The varsity debate team has also faced a handful of success so far in the beginning of this season. Quinn Samouilidis and his debate partner Henry Hawking are one of the top parliamentary debate competitors on the Cannibals. They’ve consistently semi-finaled in every single tournament, placing in the top four teams out of 30 to 40 teams in total competing. Samouilidis is currently 33rd in the nation for parliamentary debate rankings.
For Samouilidis, speech and debate is a community that fosters learning and intellect. “What I love is I really enjoy being around an intellectual community,” he said. “A community that always wants to learn more, that wants to strive to just garner more knowledge in general. In speech and debate you have to do that to succeed. There’s just no way to get around it without trying as hard as you can to garner as much knowledge that you can use.”
Samouilidis detailed his and Hawking’s plan for success this season, saying, “My partner and I are already at a pretty high level of success.
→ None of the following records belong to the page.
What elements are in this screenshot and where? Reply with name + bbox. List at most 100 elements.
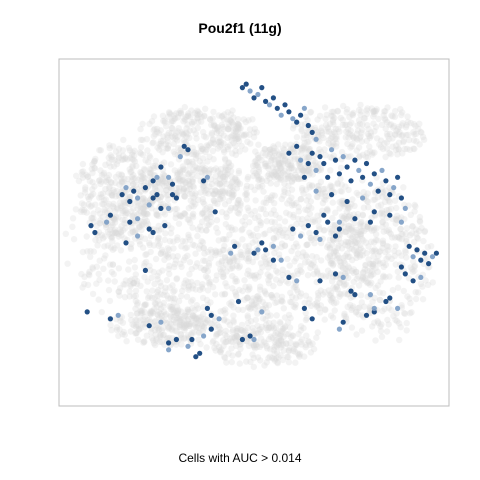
background-cell-point [330,260,337,268]
background-cell-point [213,248,220,255]
background-cell-point [368,214,375,221]
high-auc-cell-point [173,195,179,201]
background-cell-point [242,191,249,198]
background-cell-point [211,197,218,205]
background-cell-point [151,305,158,313]
background-cell-point [160,191,167,198]
background-cell-point [129,155,136,163]
high-auc-cell-point [344,164,350,170]
background-cell-point [78,168,86,176]
background-cell-point [357,231,365,238]
background-cell-point [239,306,246,314]
background-cell-point [359,212,367,219]
background-cell-point [230,317,237,324]
background-cell-point [118,175,125,182]
background-cell-point [316,309,324,316]
background-cell-point [324,207,331,214]
background-cell-point [284,255,291,263]
background-cell-point [221,316,228,323]
background-cell-point [201,206,209,214]
background-cell-point [272,211,279,218]
background-cell-point [364,223,371,230]
background-cell-point [313,299,321,306]
background-cell-point [234,327,241,335]
background-cell-point [254,183,262,190]
background-cell-point [132,297,140,305]
background-cell-point [226,163,233,171]
high-auc-cell-point [278,257,284,263]
background-cell-point [245,304,253,311]
background-cell-point [242,213,249,221]
background-cell-point [151,185,159,192]
background-cell-point [195,324,202,331]
background-cell-point [162,141,169,148]
background-cell-point [299,215,306,223]
background-cell-point [379,259,387,267]
high-auc-cell-point [247,88,253,94]
background-cell-point [221,353,228,361]
background-cell-point [341,213,348,220]
background-cell-point [109,143,117,150]
background-cell-point [145,158,152,166]
background-cell-point [170,148,177,155]
background-cell-point [349,227,356,235]
background-cell-point [125,266,132,273]
background-cell-point [314,289,322,297]
background-cell-point [203,227,210,234]
background-cell-point [82,184,89,191]
background-cell-point [284,158,292,165]
background-cell-point [236,286,243,294]
background-cell-point [341,290,348,297]
background-cell-point [219,173,227,181]
background-cell-point [210,156,217,163]
background-cell-point [287,289,294,296]
background-cell-point [78,200,86,207]
background-cell-point [173,303,181,310]
background-cell-point [230,254,237,261]
background-cell-point [328,241,336,249]
background-cell-point [376,289,383,296]
background-cell-point [90,159,98,166]
background-cell-point [118,156,126,163]
background-cell-point [290,211,297,219]
background-cell-point [112,208,119,215]
background-cell-point [200,257,207,264]
background-cell-point [181,192,188,200]
background-cell-point [98,194,105,201]
background-cell-point [98,178,105,185]
background-cell-point [278,243,285,251]
background-cell-point [212,291,219,298]
background-cell-point [205,262,212,269]
background-cell-point [139,220,146,228]
background-cell-point [261,287,268,295]
background-cell-point [195,245,203,252]
background-cell-point [130,205,137,212]
background-cell-point [244,304,252,311]
background-cell-point [86,272,93,279]
background-cell-point [382,261,389,268]
background-cell-point [178,243,185,250]
background-cell-point [358,327,366,334]
background-cell-point [168,185,175,192]
high-auc-cell-point [387,295,393,301]
background-cell-point [225,123,233,130]
background-cell-point [189,224,196,231]
background-cell-point [194,152,201,160]
background-cell-point [324,205,331,213]
background-cell-point [90,190,97,198]
background-cell-point [223,236,230,243]
background-cell-point [189,305,196,312]
background-cell-point [136,238,143,245]
background-cell-point [310,216,317,223]
background-cell-point [317,166,325,174]
background-cell-point [101,243,108,250]
background-cell-point [107,233,115,240]
background-cell-point [155,234,162,241]
background-cell-point [190,312,197,319]
background-cell-point [172,214,179,221]
background-cell-point [204,268,211,275]
background-cell-point [403,238,410,245]
background-cell-point [134,199,141,206]
background-cell-point [288,186,296,193]
background-cell-point [330,221,337,229]
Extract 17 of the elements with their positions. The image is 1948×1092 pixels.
We got third in the state last year, and so for us, it’s really about refining communication. [W]e have the ideas, we have the arguments, but it’s really about making sure that our communication is good enough for anyone of any skill level to understand.” They are both still working towards nationals this year as well, but don’t have enough points to qualify yet this early in the season.
The competitions are beginning to thin. The next tournament, Clackamas High School, isn’t until Dec. 2., though it won’t be typical. It will be split between two school campuses, Clackamas High School and Cleveland High School. Clackamas will host speech events, and Cleveland will host debate rounds, a first for Cleveland. There will likely be more than a thousand entries for the next tournament.